Claire reached out and took hold of his hand, pulling him down beside her. She thrust herself forward to kiss the underside of Barker’s jaw. “That’s the ol’ fight, Hardrock.” She began nibbling the skin with its faint stubble of beard, gradually inching her mouth down his throat, leaving a row of regularly spaced marks: wet, round, red parentheses of her lipstick, enclosing the sharper, pinker blotches where her incisors had worried his flesh. “He’ll do it, Ed,” she murmured sidelong. “Or at least he’ll give it as much of a try as any man could.”

“Don’t the three of you care?” Connington blurted, his head jerking back and forth. “Didn’t you hear?

“We heard you,” Hawks said.

“Well, what about it?” Connington challenged them incredulously.

“Tell me something, Connington,” Hawks said. “Did you make your little speech so we’d stop now? Or could anything make us stop, now things are in motion the way you hoped?”

Not hoped,” Connington said. “Planned.”

Hawks nodded. “All right, then,” he said in a tired voice. “I thought so. All you wanted to do was make a speech. I wish you’d chosen another time.”

Claire chuckled, a silvery ladder of sound. “Isn’t it too bad, Connie? You were so sure we’d all fall down. But it’s just like it always was. You still don’t know where to push.”

Connington backed away incredulously, his arms spread as if to knock their heads together. “Are you three crazy? Do you think I made this stuff up out of my head? Listen to yourselves — even when you tell me it’s all malarkey, you have to say it each a certain way. You can’t shake loose from yourselves even for a second; you’ll go where your feet take you, no matter what — and you’re laughing at me? You’re laughin’ at me?

He lurched around suddenly. “Go to hell, all of you!” he cried. ’G’wan!” He began to run clumsily across the grass to his car.

Hawks looked after him. “He’s not fit to drive back.”

Barker grimaced. “He won’t. He’ll cry himself to sleep in the car for a few hours. Then he’ll come in the house, looking for Claire’s comfort.” He looked down at Claire with a jerk of his head that broke the chain of nibbles. “Isn’t that right?

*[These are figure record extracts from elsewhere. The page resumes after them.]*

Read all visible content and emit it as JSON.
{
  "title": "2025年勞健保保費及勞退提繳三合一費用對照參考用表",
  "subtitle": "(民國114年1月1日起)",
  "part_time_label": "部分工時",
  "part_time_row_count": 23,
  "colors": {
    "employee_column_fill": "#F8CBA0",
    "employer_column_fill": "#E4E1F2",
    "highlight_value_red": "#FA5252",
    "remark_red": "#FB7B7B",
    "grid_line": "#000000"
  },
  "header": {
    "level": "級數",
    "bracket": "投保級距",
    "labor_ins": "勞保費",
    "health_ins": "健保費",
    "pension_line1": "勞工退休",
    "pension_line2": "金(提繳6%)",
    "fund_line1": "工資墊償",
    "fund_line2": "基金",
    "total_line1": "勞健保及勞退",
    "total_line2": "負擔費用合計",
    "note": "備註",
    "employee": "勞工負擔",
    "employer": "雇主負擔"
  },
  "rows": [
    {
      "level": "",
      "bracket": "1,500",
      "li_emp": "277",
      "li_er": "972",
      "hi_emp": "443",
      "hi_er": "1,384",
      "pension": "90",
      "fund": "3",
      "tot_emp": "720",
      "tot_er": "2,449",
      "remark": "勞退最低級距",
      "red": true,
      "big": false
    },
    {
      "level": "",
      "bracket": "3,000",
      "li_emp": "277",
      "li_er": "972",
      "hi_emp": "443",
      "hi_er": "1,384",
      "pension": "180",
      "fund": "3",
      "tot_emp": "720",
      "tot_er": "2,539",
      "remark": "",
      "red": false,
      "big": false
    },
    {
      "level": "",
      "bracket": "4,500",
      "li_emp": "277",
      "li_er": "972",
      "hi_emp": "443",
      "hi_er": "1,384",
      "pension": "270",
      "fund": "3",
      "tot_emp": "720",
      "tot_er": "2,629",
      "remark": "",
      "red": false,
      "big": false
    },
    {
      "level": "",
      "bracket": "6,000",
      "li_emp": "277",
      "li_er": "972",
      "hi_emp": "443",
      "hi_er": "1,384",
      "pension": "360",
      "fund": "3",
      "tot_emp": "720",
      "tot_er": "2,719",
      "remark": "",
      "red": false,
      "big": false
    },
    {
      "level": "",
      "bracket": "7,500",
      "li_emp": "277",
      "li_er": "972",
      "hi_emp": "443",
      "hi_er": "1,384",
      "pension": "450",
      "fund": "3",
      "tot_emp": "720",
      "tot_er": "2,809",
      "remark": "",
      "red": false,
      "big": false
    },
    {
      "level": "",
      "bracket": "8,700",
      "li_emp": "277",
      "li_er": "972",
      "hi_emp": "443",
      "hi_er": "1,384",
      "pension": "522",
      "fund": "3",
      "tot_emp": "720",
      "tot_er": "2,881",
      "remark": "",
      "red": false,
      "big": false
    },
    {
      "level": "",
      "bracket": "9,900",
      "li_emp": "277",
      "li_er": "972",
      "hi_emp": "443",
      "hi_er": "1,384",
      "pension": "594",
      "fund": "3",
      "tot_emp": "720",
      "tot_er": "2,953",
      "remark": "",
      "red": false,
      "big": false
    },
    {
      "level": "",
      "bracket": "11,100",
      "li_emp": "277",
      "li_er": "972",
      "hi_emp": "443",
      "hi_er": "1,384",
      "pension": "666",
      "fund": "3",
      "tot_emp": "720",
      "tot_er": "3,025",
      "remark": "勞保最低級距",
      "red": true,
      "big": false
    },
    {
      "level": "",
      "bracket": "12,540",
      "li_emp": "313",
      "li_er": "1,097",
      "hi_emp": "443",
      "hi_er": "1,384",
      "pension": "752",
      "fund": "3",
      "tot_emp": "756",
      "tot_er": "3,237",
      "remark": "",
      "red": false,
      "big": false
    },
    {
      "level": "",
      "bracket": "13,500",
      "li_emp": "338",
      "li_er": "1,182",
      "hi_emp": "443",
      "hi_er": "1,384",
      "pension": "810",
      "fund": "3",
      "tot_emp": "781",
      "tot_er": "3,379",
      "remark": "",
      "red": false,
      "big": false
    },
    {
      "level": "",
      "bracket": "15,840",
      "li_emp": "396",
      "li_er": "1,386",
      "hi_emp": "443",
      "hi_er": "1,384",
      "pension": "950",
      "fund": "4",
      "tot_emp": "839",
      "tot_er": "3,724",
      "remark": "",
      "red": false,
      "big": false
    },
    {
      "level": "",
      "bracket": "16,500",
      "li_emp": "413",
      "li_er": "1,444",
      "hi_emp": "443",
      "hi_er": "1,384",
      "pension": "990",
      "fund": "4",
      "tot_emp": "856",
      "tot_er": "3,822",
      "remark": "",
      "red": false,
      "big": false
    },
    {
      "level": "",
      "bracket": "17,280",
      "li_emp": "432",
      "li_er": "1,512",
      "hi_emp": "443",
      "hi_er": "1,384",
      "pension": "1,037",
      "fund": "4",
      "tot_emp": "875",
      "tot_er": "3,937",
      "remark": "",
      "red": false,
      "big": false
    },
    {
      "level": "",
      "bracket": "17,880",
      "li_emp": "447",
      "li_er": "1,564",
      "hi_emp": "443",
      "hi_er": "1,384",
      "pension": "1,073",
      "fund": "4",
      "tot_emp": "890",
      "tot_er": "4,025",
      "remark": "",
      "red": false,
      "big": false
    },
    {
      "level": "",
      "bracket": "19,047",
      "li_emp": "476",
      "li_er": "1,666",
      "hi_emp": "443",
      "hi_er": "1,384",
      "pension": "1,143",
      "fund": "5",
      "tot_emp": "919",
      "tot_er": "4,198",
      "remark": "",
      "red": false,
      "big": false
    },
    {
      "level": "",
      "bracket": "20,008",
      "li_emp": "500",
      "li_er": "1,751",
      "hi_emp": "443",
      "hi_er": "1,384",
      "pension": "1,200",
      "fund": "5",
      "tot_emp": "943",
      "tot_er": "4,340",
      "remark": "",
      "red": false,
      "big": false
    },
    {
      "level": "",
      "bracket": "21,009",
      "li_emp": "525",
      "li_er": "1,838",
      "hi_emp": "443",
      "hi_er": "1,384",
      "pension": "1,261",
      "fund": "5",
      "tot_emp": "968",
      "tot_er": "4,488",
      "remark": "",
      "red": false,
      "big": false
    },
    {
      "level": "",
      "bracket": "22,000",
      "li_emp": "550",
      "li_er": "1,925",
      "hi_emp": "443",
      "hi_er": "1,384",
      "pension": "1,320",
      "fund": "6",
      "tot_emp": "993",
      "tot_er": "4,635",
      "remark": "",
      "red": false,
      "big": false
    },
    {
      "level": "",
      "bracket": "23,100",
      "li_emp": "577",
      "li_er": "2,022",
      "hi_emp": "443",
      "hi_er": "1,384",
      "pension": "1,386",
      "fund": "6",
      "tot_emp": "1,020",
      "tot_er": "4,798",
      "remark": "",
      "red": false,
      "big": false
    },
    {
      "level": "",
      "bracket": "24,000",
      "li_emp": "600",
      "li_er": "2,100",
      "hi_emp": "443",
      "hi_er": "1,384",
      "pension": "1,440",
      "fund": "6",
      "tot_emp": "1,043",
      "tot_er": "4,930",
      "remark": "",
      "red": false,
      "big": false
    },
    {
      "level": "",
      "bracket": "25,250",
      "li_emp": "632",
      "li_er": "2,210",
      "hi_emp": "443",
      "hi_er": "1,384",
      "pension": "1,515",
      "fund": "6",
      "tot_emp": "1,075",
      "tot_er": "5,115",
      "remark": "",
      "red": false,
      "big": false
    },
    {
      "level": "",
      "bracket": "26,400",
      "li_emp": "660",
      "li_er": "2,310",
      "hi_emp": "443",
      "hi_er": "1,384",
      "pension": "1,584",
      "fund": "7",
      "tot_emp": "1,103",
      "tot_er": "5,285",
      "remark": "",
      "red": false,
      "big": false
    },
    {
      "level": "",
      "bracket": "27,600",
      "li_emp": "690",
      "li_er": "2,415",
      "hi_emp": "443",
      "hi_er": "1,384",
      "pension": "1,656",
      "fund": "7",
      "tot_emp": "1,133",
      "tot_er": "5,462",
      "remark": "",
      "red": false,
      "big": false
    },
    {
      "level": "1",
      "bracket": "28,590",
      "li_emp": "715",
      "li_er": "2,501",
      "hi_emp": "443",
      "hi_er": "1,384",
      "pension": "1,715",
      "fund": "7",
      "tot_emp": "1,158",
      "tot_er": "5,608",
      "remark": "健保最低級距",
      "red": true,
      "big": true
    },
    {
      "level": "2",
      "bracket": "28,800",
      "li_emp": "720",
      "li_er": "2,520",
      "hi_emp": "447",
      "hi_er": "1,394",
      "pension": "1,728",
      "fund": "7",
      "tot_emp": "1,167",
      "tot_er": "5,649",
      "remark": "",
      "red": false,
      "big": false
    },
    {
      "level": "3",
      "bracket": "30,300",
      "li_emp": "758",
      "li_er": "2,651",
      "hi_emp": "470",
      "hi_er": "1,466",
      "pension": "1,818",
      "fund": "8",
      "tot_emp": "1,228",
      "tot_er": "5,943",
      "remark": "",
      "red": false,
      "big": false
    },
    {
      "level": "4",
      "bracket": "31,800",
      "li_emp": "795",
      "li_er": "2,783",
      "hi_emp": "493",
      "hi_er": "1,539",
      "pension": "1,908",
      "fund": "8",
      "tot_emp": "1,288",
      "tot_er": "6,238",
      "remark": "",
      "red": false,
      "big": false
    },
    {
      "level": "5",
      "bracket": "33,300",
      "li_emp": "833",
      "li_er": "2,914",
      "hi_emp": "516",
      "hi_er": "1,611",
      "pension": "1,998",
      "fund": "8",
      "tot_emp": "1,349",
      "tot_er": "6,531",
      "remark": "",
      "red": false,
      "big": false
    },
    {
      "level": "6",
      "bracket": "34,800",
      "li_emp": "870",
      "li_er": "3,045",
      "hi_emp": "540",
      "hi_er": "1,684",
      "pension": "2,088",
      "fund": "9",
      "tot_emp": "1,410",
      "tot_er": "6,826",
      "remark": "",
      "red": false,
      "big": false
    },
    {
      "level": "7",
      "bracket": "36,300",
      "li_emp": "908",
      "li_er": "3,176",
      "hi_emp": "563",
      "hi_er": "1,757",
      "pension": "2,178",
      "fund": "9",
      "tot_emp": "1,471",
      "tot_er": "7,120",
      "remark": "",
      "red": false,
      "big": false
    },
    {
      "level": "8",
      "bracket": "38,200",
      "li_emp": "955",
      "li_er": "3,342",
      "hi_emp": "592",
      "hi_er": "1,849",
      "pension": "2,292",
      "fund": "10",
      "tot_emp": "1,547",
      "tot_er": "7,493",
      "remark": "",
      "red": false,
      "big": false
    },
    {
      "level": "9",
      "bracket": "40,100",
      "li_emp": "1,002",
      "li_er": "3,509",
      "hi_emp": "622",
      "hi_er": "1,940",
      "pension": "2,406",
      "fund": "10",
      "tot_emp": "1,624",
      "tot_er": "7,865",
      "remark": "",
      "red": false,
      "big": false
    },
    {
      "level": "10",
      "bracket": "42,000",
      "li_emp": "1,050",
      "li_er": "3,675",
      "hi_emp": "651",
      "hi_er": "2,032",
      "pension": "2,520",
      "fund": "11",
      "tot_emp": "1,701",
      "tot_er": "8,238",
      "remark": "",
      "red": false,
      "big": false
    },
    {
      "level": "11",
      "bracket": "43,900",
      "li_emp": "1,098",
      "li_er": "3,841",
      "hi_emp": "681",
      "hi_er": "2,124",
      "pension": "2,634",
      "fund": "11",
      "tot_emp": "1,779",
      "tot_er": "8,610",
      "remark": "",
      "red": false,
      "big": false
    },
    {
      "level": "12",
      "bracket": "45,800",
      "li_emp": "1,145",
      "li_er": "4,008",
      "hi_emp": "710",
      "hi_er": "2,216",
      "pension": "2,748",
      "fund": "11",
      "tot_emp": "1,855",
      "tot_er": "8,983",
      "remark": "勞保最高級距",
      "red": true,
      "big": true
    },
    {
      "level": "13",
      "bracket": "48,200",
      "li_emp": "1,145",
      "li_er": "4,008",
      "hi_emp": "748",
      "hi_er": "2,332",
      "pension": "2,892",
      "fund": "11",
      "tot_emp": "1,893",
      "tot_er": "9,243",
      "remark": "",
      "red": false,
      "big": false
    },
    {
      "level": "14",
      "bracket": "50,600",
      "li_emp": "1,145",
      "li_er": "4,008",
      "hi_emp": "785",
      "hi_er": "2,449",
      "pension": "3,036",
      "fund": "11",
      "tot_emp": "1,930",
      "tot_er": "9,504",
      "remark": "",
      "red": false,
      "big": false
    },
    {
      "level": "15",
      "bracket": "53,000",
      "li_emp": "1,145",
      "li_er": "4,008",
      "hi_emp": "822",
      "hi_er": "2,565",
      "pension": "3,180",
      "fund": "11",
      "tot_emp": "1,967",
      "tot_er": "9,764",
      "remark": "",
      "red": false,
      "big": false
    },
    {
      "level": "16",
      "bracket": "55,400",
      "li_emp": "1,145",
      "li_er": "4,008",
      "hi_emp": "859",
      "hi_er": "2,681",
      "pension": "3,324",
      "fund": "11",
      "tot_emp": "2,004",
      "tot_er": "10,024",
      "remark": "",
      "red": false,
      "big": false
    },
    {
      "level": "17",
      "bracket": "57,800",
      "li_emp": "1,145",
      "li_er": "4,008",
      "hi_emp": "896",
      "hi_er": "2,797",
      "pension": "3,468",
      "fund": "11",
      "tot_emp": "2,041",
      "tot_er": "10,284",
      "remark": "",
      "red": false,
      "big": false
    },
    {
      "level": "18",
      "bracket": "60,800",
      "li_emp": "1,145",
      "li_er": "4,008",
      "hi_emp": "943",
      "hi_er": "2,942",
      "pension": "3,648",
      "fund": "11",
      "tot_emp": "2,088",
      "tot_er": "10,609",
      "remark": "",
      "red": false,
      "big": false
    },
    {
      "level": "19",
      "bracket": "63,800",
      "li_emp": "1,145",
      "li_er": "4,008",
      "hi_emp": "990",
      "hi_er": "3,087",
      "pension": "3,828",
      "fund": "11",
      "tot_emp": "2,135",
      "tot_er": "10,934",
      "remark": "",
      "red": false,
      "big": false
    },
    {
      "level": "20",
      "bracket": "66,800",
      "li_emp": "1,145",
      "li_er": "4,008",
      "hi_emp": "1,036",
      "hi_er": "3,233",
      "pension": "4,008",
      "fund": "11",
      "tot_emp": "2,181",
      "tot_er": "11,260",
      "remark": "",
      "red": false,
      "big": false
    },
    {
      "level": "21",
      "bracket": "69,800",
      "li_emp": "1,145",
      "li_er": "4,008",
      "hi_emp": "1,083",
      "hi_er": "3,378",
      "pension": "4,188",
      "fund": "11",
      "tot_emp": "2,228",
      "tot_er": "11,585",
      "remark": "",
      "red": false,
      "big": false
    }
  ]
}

Doesn’t he always do that?”

Claire’s lips pinched together. “I can’t help what he does.”

“No?” Barker said. “It’s me he’s after?”

In a vicious, throaty snarl, Claire said, “Maybe he’s had you. He’s never had me.”

Barker’s hand cracked over, and Claire fell back, holding her cheek. Then she grinned. “You’ve done better than that. You used to do a lot better. But that wasn’t bad,” she admitted.

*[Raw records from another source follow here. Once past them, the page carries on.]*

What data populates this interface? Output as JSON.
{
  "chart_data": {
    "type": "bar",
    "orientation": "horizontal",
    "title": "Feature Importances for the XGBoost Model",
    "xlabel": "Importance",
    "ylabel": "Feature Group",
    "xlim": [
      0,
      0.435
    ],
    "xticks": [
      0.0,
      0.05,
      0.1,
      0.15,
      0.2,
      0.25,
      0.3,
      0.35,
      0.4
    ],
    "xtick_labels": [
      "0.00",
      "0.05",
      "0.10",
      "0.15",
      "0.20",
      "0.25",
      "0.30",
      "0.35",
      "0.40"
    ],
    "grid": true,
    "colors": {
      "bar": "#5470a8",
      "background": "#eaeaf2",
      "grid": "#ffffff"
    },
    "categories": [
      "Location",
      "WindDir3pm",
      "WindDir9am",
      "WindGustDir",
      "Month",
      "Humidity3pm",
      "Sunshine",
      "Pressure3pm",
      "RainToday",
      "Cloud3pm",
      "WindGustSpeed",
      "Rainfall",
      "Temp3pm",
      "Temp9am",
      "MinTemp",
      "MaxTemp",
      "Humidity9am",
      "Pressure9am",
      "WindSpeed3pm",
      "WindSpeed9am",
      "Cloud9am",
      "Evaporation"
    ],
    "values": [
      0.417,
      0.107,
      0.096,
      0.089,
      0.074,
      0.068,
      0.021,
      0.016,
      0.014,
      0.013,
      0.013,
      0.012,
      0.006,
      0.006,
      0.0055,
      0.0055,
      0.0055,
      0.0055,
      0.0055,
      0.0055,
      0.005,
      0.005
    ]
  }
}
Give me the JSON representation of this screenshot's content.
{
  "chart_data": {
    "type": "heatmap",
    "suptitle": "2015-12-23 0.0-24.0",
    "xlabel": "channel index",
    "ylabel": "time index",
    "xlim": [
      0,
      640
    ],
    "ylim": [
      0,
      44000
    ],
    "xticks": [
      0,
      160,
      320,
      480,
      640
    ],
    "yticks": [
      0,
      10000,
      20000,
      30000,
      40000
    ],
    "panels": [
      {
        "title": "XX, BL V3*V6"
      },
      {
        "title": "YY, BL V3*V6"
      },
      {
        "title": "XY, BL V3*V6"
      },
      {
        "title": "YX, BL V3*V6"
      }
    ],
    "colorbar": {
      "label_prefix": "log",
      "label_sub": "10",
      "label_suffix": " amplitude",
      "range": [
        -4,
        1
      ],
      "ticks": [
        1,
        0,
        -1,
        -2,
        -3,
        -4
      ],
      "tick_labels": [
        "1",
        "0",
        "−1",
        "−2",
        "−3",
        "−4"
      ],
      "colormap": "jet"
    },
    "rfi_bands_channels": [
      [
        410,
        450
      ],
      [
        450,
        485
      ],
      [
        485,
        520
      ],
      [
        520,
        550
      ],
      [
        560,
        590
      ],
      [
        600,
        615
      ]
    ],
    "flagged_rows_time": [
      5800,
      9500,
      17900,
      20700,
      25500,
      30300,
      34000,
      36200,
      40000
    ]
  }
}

“Barker,” Hawks said, “I want to tell you what you’re going to have to face.”

“Tell me when I get there!” Barker snapped. “I’m not going to back out now.”

Claire said, “Maybe that’s what he wants you to say, Al. Putting it that way.” She smiled up toward Hawks. “Who says Connington’s the only schemer?”

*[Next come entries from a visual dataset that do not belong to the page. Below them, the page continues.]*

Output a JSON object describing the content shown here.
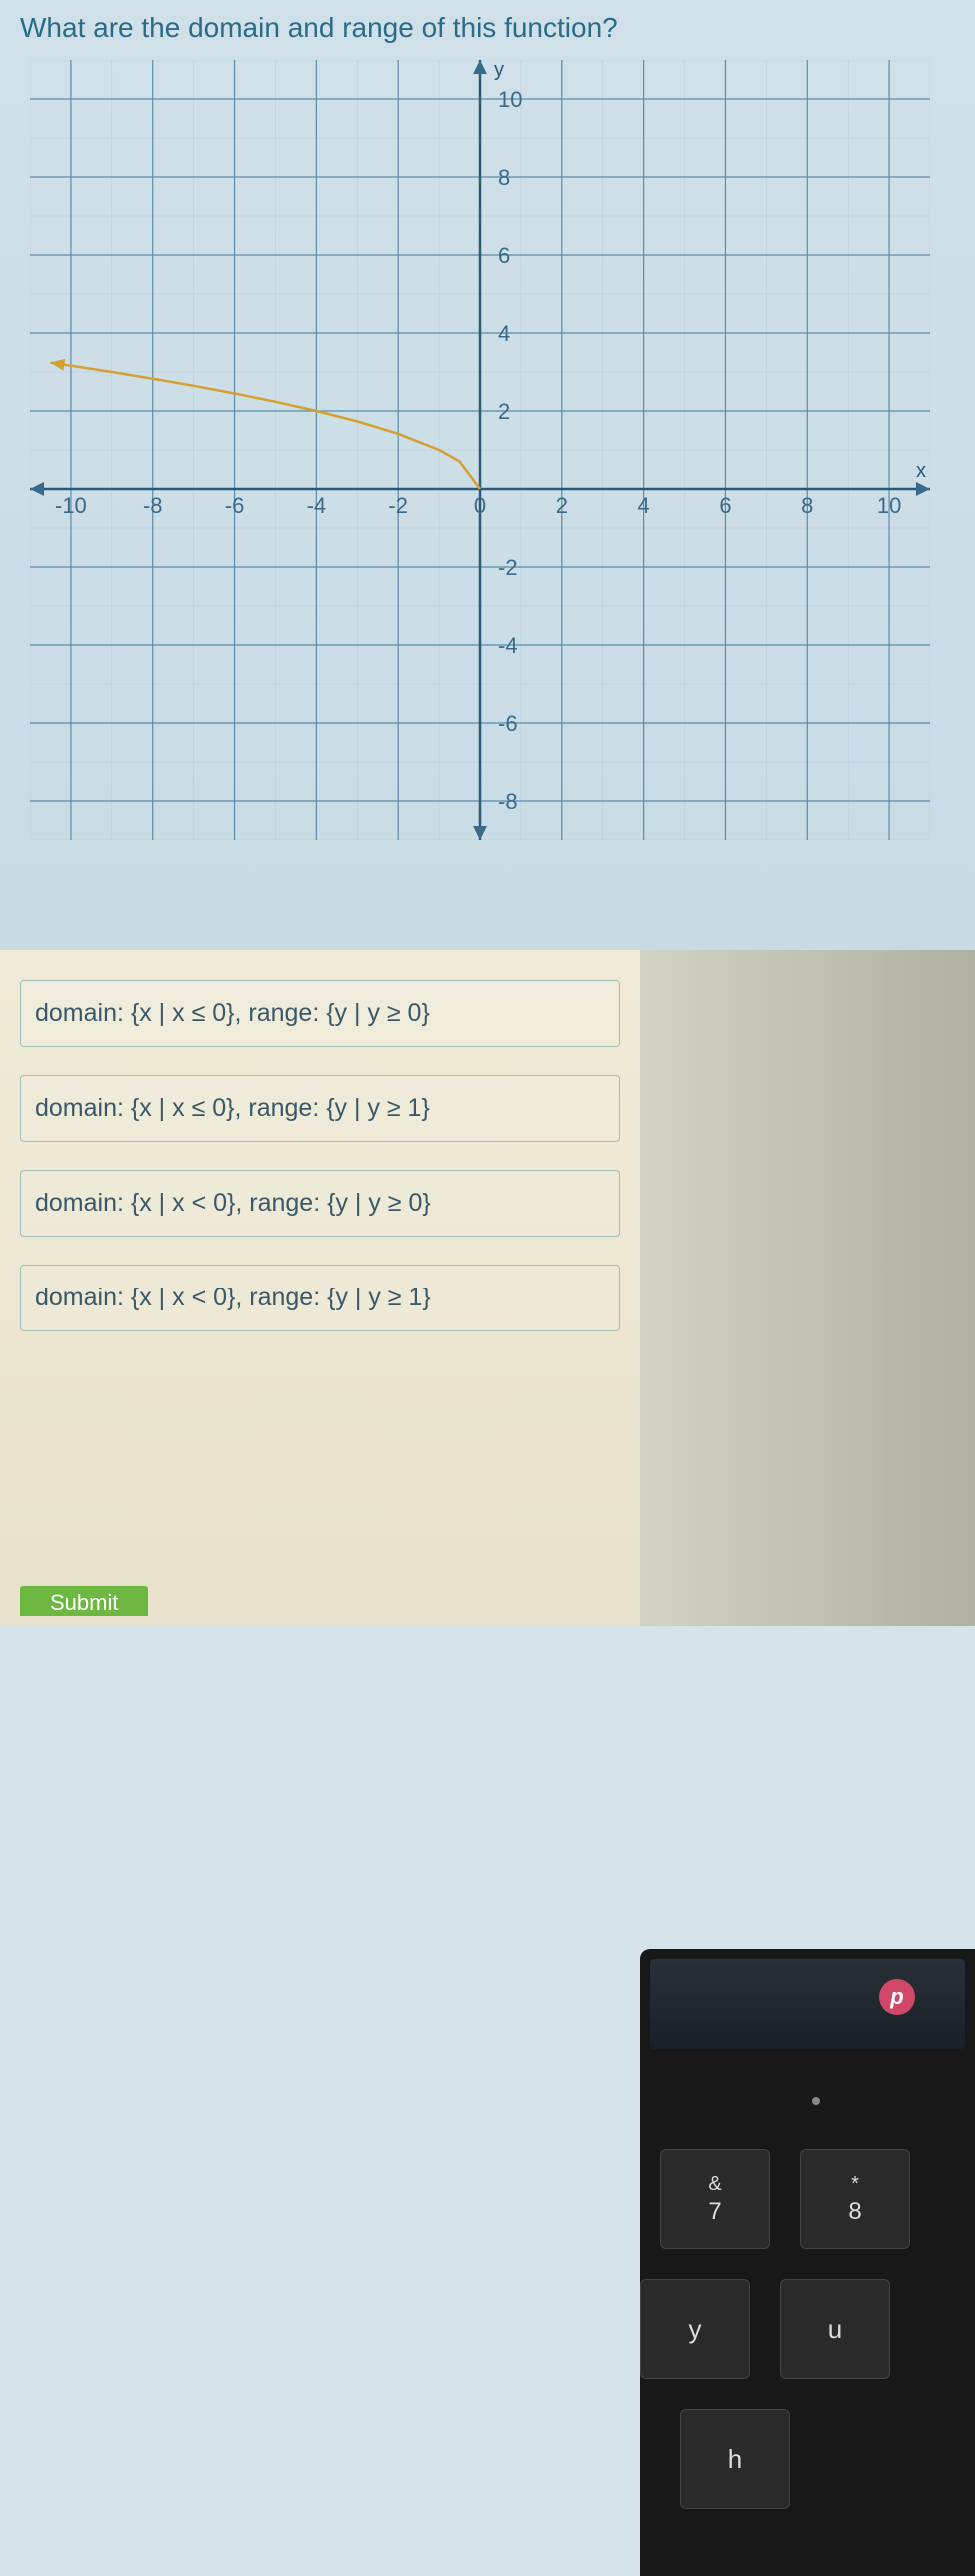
{
  "question": "What are the domain and range of this function?",
  "chart": {
    "type": "line",
    "xlim": [
      -11,
      11
    ],
    "ylim": [
      -9,
      11
    ],
    "major_step": 2,
    "minor_step": 1,
    "x_axis_label": "x",
    "y_axis_label": "y",
    "x_ticks": [
      -10,
      -8,
      -6,
      -4,
      -2,
      0,
      2,
      4,
      6,
      8,
      10
    ],
    "y_ticks": [
      -8,
      -6,
      -4,
      -2,
      2,
      4,
      6,
      8,
      10
    ],
    "grid_major_color": "#5a8ba8",
    "grid_minor_color": "#b8cdd8",
    "axis_color": "#2a5a7a",
    "curve_color": "#d4a030",
    "curve_type": "sqrt_neg_x",
    "curve_points": [
      [
        0,
        0
      ],
      [
        -0.5,
        0.707
      ],
      [
        -1,
        1
      ],
      [
        -2,
        1.414
      ],
      [
        -3,
        1.732
      ],
      [
        -4,
        2
      ],
      [
        -5,
        2.236
      ],
      [
        -6,
        2.449
      ],
      [
        -7,
        2.646
      ],
      [
        -8,
        2.828
      ],
      [
        -9,
        3
      ],
      [
        -10,
        3.162
      ],
      [
        -10.5,
        3.24
      ]
    ],
    "curve_arrow_end": true,
    "background_color": "#d4e4ea",
    "tick_fontsize": 22,
    "axis_label_fontsize": 20
  },
  "options": [
    "domain: {x | x ≤ 0}, range: {y | y ≥ 0}",
    "domain: {x | x ≤ 0}, range: {y | y ≥ 1}",
    "domain: {x | x < 0}, range: {y | y ≥ 0}",
    "domain: {x | x < 0}, range: {y | y ≥ 1}"
  ],
  "submit_label": "Submit",
  "badge_letter": "p",
  "keyboard": {
    "k7": {
      "top": "&",
      "bot": "7"
    },
    "k8": {
      "top": "*",
      "bot": "8"
    },
    "ky": "y",
    "ku": "u",
    "kh": "h"
  }
}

“What’s the simplest way for me to get back to town?” Hawks said.

“I’ll drive you,” Barker said coldly. His eyes locked on Hawks. “If you want to try it.”

Claire murmured a chuckle and suddenly rubbed her cheek down the length of Barker’s thigh. She did this with a spasm of her entire body; an undulant motion that was completely serpentine. She stared up at Hawks through wide, pleasurably moist eyes, her upstretched arms curled around Barker’s waist. “Isn’t he grand?” she said huskily to Hawks. “Isn’t he a man?”

5

Barker trotted stiffly down to the garage apron and flung up the overhead doors with a crash, as Hawks waited at the head of the flagstone steps. Claire said murmurously behind him, “Look at him move — look at him do things. He’s like a wonderful machine made out of gut and hickory wood. There aren’t any other men like him, Ed — nobody’s as much of a man as he is!” Hawks’ nostrils widened.